Laura a la vie parfaite dont elle a toujours rêvé : un mari avocat et des enfants merveilleux, des amies riches, une maison dans la banlieue cossue de Londres. Un jour, elle reçoit un appel de détresse de la mère de Heddy, une ancienne camarade d’école. Ni jolie ni intelligente, mal dans sa peau, celle-ci était le souffre-douleur de Laura et ses amies. A présent internée dans un asile psychiatrique, elle demande avec insistance à revoir Laura…

Ces livres dont je ne parlerai (presque) pas

Il y a ces livres passionnants qui nous font nous évader du quotidien et qu’on a du mal à reposer. Mais il y a aussi ces bouquins qui deviennent un véritable pensum… Après de nombreuses années d’études de lettres, je me suis juré de ne plus jamais m’imposer une lecture ! Bref, quand je n’aime pas, je mets éventuellement de côté ou je laisse carrément tomber… Il arrive aussi que j’apprécie une lecture, mais ne trouve pas pour autant les mots pour le dire… Dans tous les cas, c’est décidé, je vous en parle quand même (un peu) !

3C’est pour sa forme que j’ai choisi de lire ce thriller. J’aimais vraiment  l’idée d’un récit hétérogène, construit au fil de témoignages et récits sous formes diverses : échange de lettres, extraits de blog, émotions twittées, histoires facebookées… Me voilà toutefois à la moitié de l’ouvrage : et si la forme me séduit toujours, le fond m’ennuie… J’abandonne… temporairement ?
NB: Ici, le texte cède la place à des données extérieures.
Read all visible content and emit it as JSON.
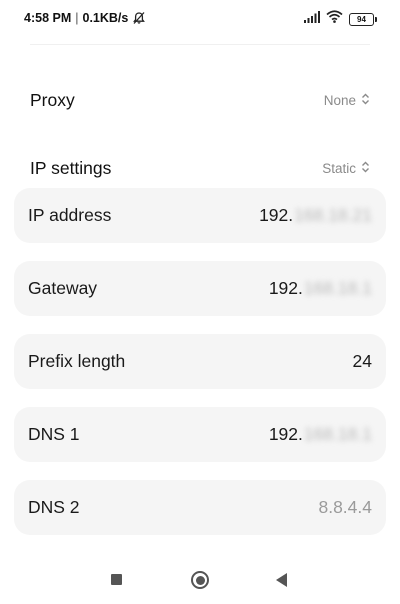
{
  "status_bar": {
    "time": "4:58 PM",
    "separator": "|",
    "speed": "0.1KB/s",
    "battery": "94",
    "icons": [
      "silent-bell-icon",
      "signal-icon",
      "wifi-icon",
      "battery-icon"
    ]
  },
  "proxy": {
    "label": "Proxy",
    "value": "None"
  },
  "ip_settings": {
    "label": "IP settings",
    "value": "Static"
  },
  "fields": {
    "ip_address": {
      "label": "IP address",
      "value_visible": "192.",
      "value_blurred": "168.18.21"
    },
    "gateway": {
      "label": "Gateway",
      "value_visible": "192.",
      "value_blurred": "168.18.1"
    },
    "prefix_length": {
      "label": "Prefix length",
      "value": "24"
    },
    "dns1": {
      "label": "DNS 1",
      "value_visible": "192.",
      "value_blurred": "168.18.1"
    },
    "dns2": {
      "label": "DNS 2",
      "placeholder": "8.8.4.4"
    }
  },
  "nav_bar": {
    "icons": [
      "recents-square-icon",
      "home-circle-icon",
      "back-triangle-icon"
    ]
  },
  "colors": {
    "card_background": "#f5f5f5",
    "secondary_text": "#8a8a8a",
    "placeholder_text": "#9a9a9a"
  }
}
T.R. Richmond, Ce qu’il reste d’Alice, Lgf-Lévy, 2016,

2Alice s’absente et, à son retour, ne reconnaît pas l’enfant qui se trouve dans le berceau. Alors que tous s’inquiètent de sa fragilité mentale, Alice se doit de convaincre la police si elle veut retrouver Fanny. Si j’ai apprécié l’histoire et le portrait d’une famille machiavélique, me laisse perplexe la nécessité d’un chapitre “explicatif “ pour donner sens à une issue improbable.

Sophie Hannah, Pas de berceuse pour Fanny, Lgf, 2010, ♥♥♥

8Les critiques étaient attirantes : histoires inventives, humour anglais, Agatha Christie en puissance…. Je me suis donc plongée dans le dernier opus. Et… déception : une intrigue sans consistance, des personnages caricaturaux, un dénouement sans surprise et des passages qu’on croirait tirés d’un guide touristique.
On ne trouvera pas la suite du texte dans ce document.